Chemotherapy involves using either a single chemotherapy medication called cisplatin or a combination of different chemotherapy medications to kill the cancerous cells. 

Chemotherapy is usually given using an intravenous drip on an outpatient basis, so you'll be able to go home once you have received your dose.

As with radiotherapy, these medications can also damage healthy tissue. Side effects are therefore common and can include:

  • feeling sick
  • being sick (vomiting)
  • diarrhoea
  • feeling tired all the time
  • reduced production of blood cells, which can make you feel tired and breathless (anaemia) and vulnerable to infection because of a lack of white blood cells
  • mouth ulcers 
  • loss of appetite
  • hair loss – your hair should grow back within three to six months of your course of chemotherapy being completed, although not all chemotherapy medications cause hair loss

Some types of chemotherapy medication can damage your kidneys, so you may need to have regular blood tests to assess the health of your kidneys.

Follow-up

After your treatment has been completed and the cancer has been removed from your body, you will need to attend regular appointments for testing. This will usually involve a physical examination of your vagina and your cervix, if it hasn't been removed.

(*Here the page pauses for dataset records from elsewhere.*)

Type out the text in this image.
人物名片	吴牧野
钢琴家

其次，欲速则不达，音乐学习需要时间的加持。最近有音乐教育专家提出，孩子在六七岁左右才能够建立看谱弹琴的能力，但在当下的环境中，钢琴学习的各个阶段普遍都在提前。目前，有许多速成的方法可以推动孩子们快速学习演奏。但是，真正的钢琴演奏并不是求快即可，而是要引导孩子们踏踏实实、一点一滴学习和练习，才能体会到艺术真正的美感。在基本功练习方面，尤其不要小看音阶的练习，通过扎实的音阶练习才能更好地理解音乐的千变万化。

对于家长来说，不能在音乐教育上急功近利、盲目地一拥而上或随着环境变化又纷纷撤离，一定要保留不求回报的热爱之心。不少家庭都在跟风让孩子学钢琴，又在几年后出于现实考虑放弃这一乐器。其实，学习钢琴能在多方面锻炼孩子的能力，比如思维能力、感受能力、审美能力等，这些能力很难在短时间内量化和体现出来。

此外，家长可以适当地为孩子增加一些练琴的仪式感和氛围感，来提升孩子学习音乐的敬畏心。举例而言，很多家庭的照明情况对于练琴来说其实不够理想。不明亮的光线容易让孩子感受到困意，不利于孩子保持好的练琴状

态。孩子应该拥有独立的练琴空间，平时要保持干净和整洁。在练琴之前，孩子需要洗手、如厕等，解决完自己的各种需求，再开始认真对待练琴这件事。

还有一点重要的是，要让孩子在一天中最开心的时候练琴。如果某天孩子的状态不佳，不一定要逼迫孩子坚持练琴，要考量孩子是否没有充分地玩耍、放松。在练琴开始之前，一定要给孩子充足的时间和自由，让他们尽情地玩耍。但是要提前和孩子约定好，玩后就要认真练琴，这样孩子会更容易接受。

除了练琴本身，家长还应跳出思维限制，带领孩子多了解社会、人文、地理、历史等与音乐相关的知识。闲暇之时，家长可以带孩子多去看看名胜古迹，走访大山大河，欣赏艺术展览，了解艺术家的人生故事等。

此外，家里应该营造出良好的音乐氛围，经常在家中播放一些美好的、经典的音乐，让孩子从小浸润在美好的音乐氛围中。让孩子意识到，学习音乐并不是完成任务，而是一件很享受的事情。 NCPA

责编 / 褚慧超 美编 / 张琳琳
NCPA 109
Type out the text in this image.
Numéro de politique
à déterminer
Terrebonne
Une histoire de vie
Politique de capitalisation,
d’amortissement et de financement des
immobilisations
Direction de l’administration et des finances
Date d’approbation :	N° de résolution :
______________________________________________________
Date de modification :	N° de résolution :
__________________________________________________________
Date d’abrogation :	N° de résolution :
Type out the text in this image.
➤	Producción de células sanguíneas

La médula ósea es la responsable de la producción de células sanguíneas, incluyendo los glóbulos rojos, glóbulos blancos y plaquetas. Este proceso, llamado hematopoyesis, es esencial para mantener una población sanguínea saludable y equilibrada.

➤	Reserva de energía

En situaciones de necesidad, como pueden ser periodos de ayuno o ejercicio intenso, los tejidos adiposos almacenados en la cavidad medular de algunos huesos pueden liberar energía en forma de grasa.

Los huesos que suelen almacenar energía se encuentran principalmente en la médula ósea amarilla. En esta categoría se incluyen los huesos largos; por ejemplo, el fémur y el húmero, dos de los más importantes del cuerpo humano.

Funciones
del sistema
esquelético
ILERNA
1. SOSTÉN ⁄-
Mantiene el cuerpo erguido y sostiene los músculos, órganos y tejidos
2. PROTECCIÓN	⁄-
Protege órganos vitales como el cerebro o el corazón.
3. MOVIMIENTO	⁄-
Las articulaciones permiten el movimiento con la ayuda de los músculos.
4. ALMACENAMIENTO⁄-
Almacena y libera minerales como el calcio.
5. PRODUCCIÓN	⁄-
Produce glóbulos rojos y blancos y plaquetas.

As there is a risk of cervical cancer returning, these examinations are used to look for signs of this. If anything suspicious is found, a further biopsy can be performed.

In cases where cervical cancer does return, this usually occurs around 18 months after a course of treatment has been completed.

Follow-up appointments are usually recommended every four months after treatment has been completed for the first two years, and then every six to 12 months for a further three years.